King Of Monster Island est un jeu de plateau coopératif qui reprend, à peu près, les mécaniques et l’univers de King of Tokyo. À sa sortie il y a plus de dix ans en 2011, King of Tokyo fit grand bruit et est devenu un véritable best-seller.
Si King of Tokyo mettait les joueurs et joueuses en compétition, ce tout nouveau titre, King of Monster Island, propose de revenir dans l’univers King of Tokyo, mais en mode coopératif. On joue, ensemble, contre un boss, un gros méchant, un méga-kaiju qui se trémousse sur une île volcanique. On gagne, ensemble, ou on perd, ensemble.
Le matériel de King Of Monster Island est époustouflant ! Et ça commence avec le format de la boîte, large, plutôt lourde, bourrée à craquer de jetons, de pièces diverses et variées, et d’un volcan. Oui, un volcan ! Celui de l’île, impressionnant, en partie en plastique dur. Qui sert de décoration, d’abord, et de piste de dés, en quelque sorte. C’est en effet au-dessus de ce volcan qu’on lance les dés du boss.

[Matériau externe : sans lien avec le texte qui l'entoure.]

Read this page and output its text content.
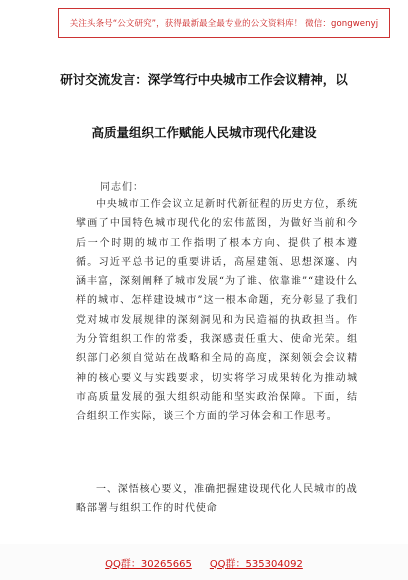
关注头条号“公文研究”，获得最新最全最专业的公文资料库！ 微信：gongwenyj
研讨交流发言：深学笃行中央城市工作会议精神，以
高质量组织工作赋能人民城市现代化建设
同志们：

中央城市工作会议立足新时代新征程的历史方位，系统擘画了中国特色城市现代化的宏伟蓝图，为做好当前和今后一个时期的城市工作指明了根本方向、提供了根本遵循。习近平总书记的重要讲话，高屋建瓴、思想深邃、内涵丰富，深刻阐释了城市发展“为了谁、依靠谁”“建设什么样的城市、怎样建设城市”这一根本命题，充分彰显了我们党对城市发展规律的深刻洞见和为民造福的执政担当。作为分管组织工作的常委，我深感责任重大、使命光荣。组织部门必须自觉站在战略和全局的高度，深刻领会会议精神的核心要义与实践要求，切实将学习成果转化为推动城市高质量发展的强大组织动能和坚实政治保障。下面，结合组织工作实际，谈三个方面的学习体会和工作思考。

一、深悟核心要义，准确把握建设现代化人民城市的战略部署与组织工作的时代使命

QQ群：30265665 QQ群：535304092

Les illustrations de Paul Mayafon sont également magnifiques : les kaiju, bien sûr, les alliés disponibles, les cartes, etc.

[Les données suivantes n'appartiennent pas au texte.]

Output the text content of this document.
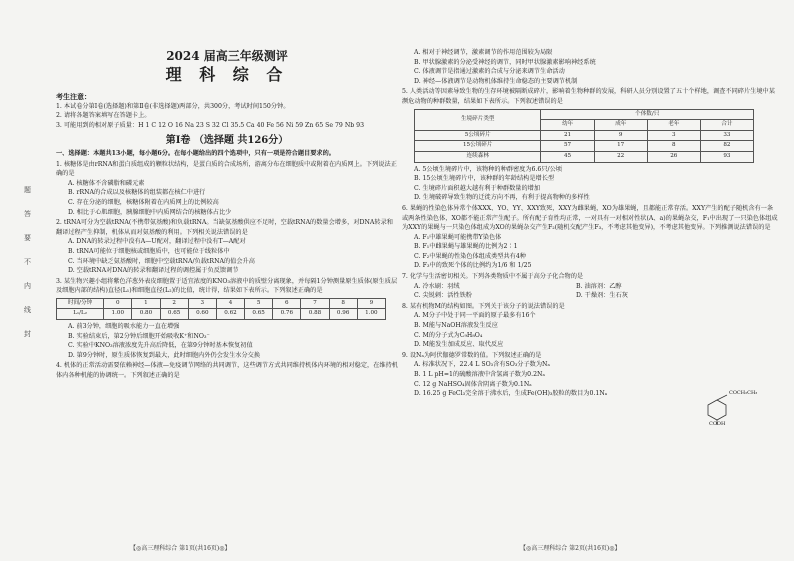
题
答
要
不
内
线
封
2024 届高三年级测评
理 科 综 合
考生注意：
1. 本试卷分第Ⅰ卷(选择题)和第Ⅱ卷(非选择题)两部分，共300分，考试时间150分钟。
2. 请将各题答案填写在答题卡上。
3. 可能用到的相对原子质量：H 1 C 12 O 16 Na 23 S 32 Cl 35.5 Ca 40 Fe 56 Ni 59 Zn 65 Se 79 Nb 93
第Ⅰ卷 （选择题 共126分）
一、选择题：本题共13小题，每小题6分。在每小题给出的四个选项中，只有一项是符合题目要求的。
1. 核糖体是由rRNA和蛋白质组成的颗粒状结构，是蛋白质的合成场所，游离分布在细胞质中或附着在内质网上。下列说法正确的是
A. 核糖体不含磷脂和磷元素
B. rRNA的合成以及核糖体的组装都在核仁中进行
C. 存在分泌的细胞，核糖体附着在内质网上的比例较高
D. 相比于心肌细胞，胰腺细胞中内质网结合的核糖体占比少
2. tRNA可分为空载tRNA(不携带氨基酸)和负载tRNA。当缺氨基酸供应不足时，空载tRNA的数量会增多，对DNA转录和翻译过程产生抑制，机体从而对氨基酸的利用。下列相关说法错误的是
A. DNA的转录过程中没有A—U配对，翻译过程中没有T—A配对
B. tRNA可能位于细胞核或细胞质中，也可能位于线粒体中
C. 当环境中缺乏氨基酸时，细胞中空载tRNA/负载tRNA的值会升高
D. 空载tRNA对DNA的转录和翻译过程的调控属于负反馈调节
3. 某生物兴趣小组将紫色洋葱外表皮细胞置于适宜浓度的KNO₃溶液中的质壁分离现象，并每隔1分钟测量原生质体(原生质层及细胞内部的结构)直径(L₁)和细胞直径(L₂)的比值，统计得，结果如下表所示。下列叙述正确的是
时间/分钟	0	1	2	3	4	5	6	7	8	9
L₁/L₂	1.00	0.80	0.65	0.60	0.62	0.65	0.76	0.88	0.96	1.00
A. 前3分钟，细胞的吸水能力一直在增强
B. 实验结束后，第2分钟后细胞开始吸收K⁺和NO₃⁻
C. 实验中KNO₃溶液浓度先升高后降低，在第9分钟时基本恢复初值
D. 第9分钟时，原生质体恢复到最大，此时细胞内外仍会发生水分交换
4. 机体的正常活动需要依赖神经—体液—免疫调节网络的共同调节，这些调节方式共同维持机体内环境的相对稳定，在维持机体内各种机能的协调统一。下列叙述正确的是
A. 相对于神经调节，激素调节的作用范围较为局限
B. 甲状腺激素的分泌受神经的调节，同时甲状腺激素影响神经系统
C. 体液调节是指通过激素的合成与分泌来调节生命活动
D. 神经—体液调节是动物机体维持生命稳态的主要调节机制
5. 人类活动等因素导致生物的生存环境被隔断成碎片，影响着生物种群的发展，科研人员分别设置了五十个样地，调查不同碎片生境中某濒危动物的种群数量，结果如下表所示。下列叙述错误的是
生境碎片类型	个体数/只			
	幼年	成年	老年	合计
5公顷碎片	21	9	3	33
15公顷碎片	57	17	8	82
连续森林	45	22	26	93
A. 5公顷生境碎片中，该物种的种群密度为6.6只/公顷
B. 15公顷生境碎片中，该种群的年龄结构是增长型
C. 生境碎片面积越大越有利于种群数量的增加
D. 生境破碎导致生物的迁徙方向不再，有利于提高物种的多样性
6. 果蝇的性染色体异常个体XXX、YO、YY、XXY致死，XXY为雌果蝇，XO为雄果蝇，且都能正常存活。XXY产生的配子随机含有一条或两条性染色体，XO都不能正常产生配子。所有配子育性均正常，一对具有一对相对性状(A、a)的果蝇杂交，F₁中出现了一只染色体组成为XXY的果蝇与一只染色体组成为XO的果蝇杂交产生F₂(随机交配产生F₃，不考虑其他变异)，不考虑其他变异。下列推测说法错误的是
A. F₁中雄果蝇可能携带Y染色体
B. F₁中雌果蝇与雄果蝇的比例为2∶1
C. F₂中果蝇的性染色体组成类型共有4种
D. F₃中的致死个体的比例约为1/6 和 1/25
7. 化学与生活密切相关。下列各类物质中不属于高分子化合物的是
A. 冷水刷：羽绒	B. 油溶剂：乙醇
C. 尖锐刺：活性铁粉	D. 干燥剂：生石灰
8. 某有机物M的结构如图。下列关于该分子的说法错误的是
A. M分子中处于同一平面的原子最多有16个
B. M能与NaOH溶液发生反应
C. M的分子式为C₉H₈O₄
D. M能发生加成反应、取代反应
9. 设Nₐ为阿伏伽德罗常数的值。下列叙述正确的是
A. 标准状况下，22.4 L SO₃含有SO₃分子数为Nₐ
B. 1 L pH=1的硫酸溶液中含氢离子数为0.2Nₐ
C. 12 g NaHSO₄固体含阴离子数为0.1Nₐ
D. 16.25 g FeCl₃完全溶于沸水后，生成Fe(OH)₃胶粒的数目为0.1Nₐ	COCH₂CH₃
COOH
【◎高三理科综合 第1页(共16页)◎】	【◎高三理科综合 第2页(共16页)◎】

Pour espérer remporter la partie, il n’y a qu’une seule solution : rétamer le grand méchant, i.e., lui faire tomber ses points de vie à zéro. C’est tout.

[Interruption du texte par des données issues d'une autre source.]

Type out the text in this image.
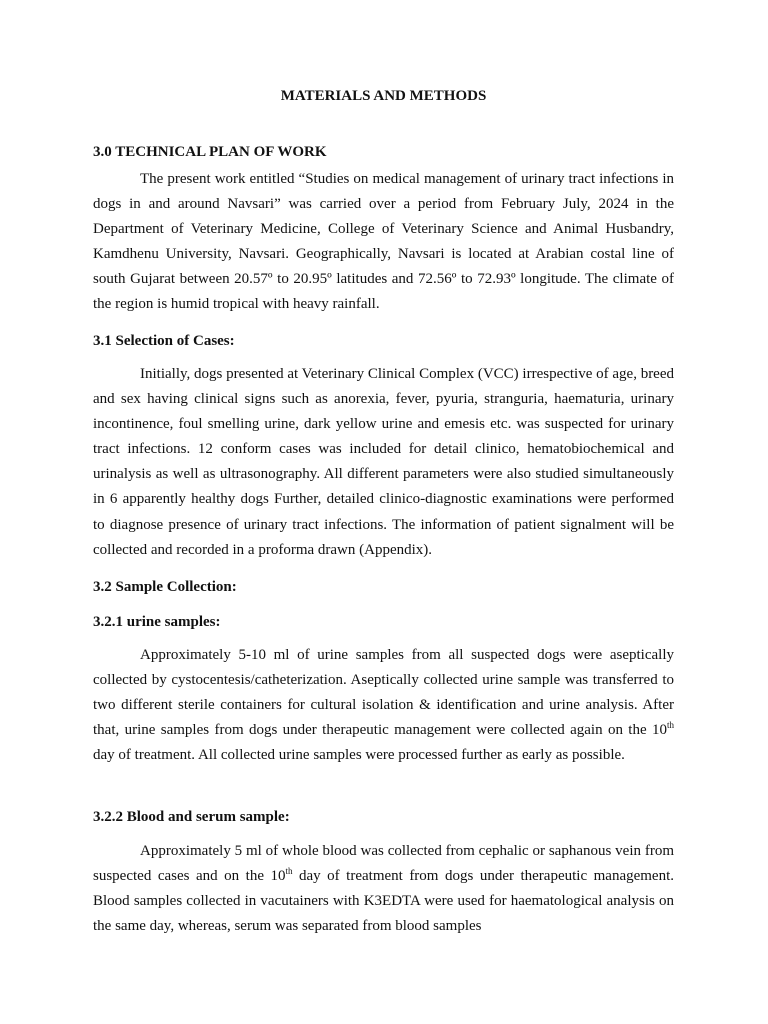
MATERIALS AND METHODS
3.0 TECHNICAL PLAN OF WORK
The present work entitled “Studies on medical management of urinary tract infections in dogs in and around Navsari” was carried over a period from February July, 2024 in the Department of Veterinary Medicine, College of Veterinary Science and Animal Husbandry, Kamdhenu University, Navsari. Geographically, Navsari is located at Arabian costal line of south Gujarat between 20.57º to 20.95º latitudes and 72.56º to 72.93º longitude. The climate of the region is humid tropical with heavy rainfall.
3.1 Selection of Cases:
Initially, dogs presented at Veterinary Clinical Complex (VCC) irrespective of age, breed and sex having clinical signs such as anorexia, fever, pyuria, stranguria, haematuria, urinary incontinence, foul smelling urine, dark yellow urine and emesis etc. was suspected for urinary tract infections. 12 conform cases was included for detail clinico, hematobiochemical and urinalysis as well as ultrasonography. All different parameters were also studied simultaneously in 6 apparently healthy dogs Further, detailed clinico-diagnostic examinations were performed to diagnose presence of urinary tract infections. The information of patient signalment will be collected and recorded in a proforma drawn (Appendix).
3.2 Sample Collection:
3.2.1 urine samples:
Approximately 5-10 ml of urine samples from all suspected dogs were aseptically collected by cystocentesis/catheterization. Aseptically collected urine sample was transferred to two different sterile containers for cultural isolation & identification and urine analysis. After that, urine samples from dogs under therapeutic management were collected again on the 10th day of treatment. All collected urine samples were processed further as early as possible.
3.2.2 Blood and serum sample:
Approximately 5 ml of whole blood was collected from cephalic or saphanous vein from suspected cases and on the 10th day of treatment from dogs under therapeutic management. Blood samples collected in vacutainers with K3EDTA were used for haematological analysis on the same day, whereas, serum was separated from blood samples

Mais ça ne va pas être aussi simple que cela !
À chaque tour, le boss « spawne » des sbires, i.e. il fait apparaître des créatures qui vont peupler le plateau et attaquer. Et pour infliger des dégâts au boss, suffisamment pour le dégommer, il faudra d’abord « faire le ménage » et se débarrasser de ces sbires. Qui lui servent de bouclier humain monstrueux.
Vous voyez le problème.
Comme dans Pandemic, on passe sa partie à « nettoyer » le plateau, et chaque tour, les obstacles réapparaissent. Dans King Of Monster Island, comme dans beaucoup d’autres jeux coopératifs, on a peu l’impression de jouer au mythe de Sisyphe. Rappelez-vous vos cours de mythologie de CM2 : Pour avoir osé défier les dieux, Sisyphe fut condamné, dans le Tartare, à faire rouler éternellement jusqu’en haut d’une colline un rocher qui en redescendait chaque fois avant de parvenir au sommet.
Autrement dit, on fait et refait toujours la même chose. On avance d’un pas pour reculer de deux, et vice versa. Après quelques tours, cet aspect répétitif en devient rédhibitoire. On enlève un jeton créature pour en voir apparaître deux nouveaux. Etc.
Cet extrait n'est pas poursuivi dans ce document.